French Foreign Minister Laurent Fabius, who is chairing the summit, told negotiators: “I think we will make it.”

It is significant about a new global agreement (after discussions that began in 2011) that would stake out a long-term strategy for dealing with climate change.  The deal signed here in Paris would come into being in 2020.

Getting Shorter:

Wednesday’s draft was 27 pages after several rounds of editing & discussions.  The draft cut the options on the long-term goal of the proposed treaty.

Important Aspect:

The temperature rises must be kept “well below 2C above pre-industrial levels and to pursue efforts to limit the temperature increase to 1.5C”.

Adriano Campolina, from ActionAid, said,.”Rich countries have a responsibility to ensure a fair global deal for everyone, not just themselves, and as we move into these final hours of negotiations poorer countries must not settle for anything less.”

There was a mixed reaction with some finding positives & others the negatives.

There are still considerable difficulties about issues including climate finance and the question of demarcation between developed and developing countries.

Called “differentiation” in the negotiations, the richer nations want to change the way the world has been divided since 1992, when the UN Framework Convention on Climate Change came into being.  They want that more emerging economies should take on more of the burden of cutting emissions and providing finance to the very poor nations hit by the impacts of rising temperatures.  They insisted on a single system of verification of promises for all countries.

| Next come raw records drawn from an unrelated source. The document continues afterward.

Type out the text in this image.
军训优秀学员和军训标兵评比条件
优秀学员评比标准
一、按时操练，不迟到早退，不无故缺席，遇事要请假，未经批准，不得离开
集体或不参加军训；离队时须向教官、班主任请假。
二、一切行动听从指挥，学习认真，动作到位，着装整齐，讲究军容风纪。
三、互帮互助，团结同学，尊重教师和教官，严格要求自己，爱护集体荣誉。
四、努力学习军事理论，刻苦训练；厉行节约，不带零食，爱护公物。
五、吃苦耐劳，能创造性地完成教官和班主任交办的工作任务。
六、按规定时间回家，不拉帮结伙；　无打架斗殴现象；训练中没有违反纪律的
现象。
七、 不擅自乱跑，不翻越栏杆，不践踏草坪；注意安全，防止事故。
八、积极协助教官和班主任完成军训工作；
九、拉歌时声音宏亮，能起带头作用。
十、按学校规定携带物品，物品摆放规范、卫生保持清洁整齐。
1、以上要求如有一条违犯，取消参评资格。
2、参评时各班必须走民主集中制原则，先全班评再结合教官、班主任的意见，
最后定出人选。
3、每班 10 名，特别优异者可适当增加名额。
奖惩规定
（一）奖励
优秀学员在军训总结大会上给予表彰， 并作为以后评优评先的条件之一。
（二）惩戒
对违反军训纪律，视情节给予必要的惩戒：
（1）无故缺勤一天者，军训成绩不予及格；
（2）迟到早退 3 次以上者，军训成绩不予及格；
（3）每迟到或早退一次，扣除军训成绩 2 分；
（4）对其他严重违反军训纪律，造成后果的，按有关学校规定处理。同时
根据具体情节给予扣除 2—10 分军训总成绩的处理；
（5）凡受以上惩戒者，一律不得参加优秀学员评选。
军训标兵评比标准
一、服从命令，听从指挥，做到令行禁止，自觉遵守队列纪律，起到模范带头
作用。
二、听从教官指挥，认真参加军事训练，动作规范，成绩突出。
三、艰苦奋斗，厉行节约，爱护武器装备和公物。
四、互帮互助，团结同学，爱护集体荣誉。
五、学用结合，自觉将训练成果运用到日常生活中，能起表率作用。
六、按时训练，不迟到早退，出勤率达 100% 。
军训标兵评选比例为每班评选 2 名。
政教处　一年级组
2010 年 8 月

Elina Bardram, the EU’s chief negotiator told the reporter, “We feel that when parties have committed themselves to a national target that reflects their ambitions and abilities, they must be ready to tell the global community what type of progress is being made.  In order for that conversation to make sense in the real world, we need to have accounting standards and principles that are common to all – otherwise you are simply comparing apples with pears.”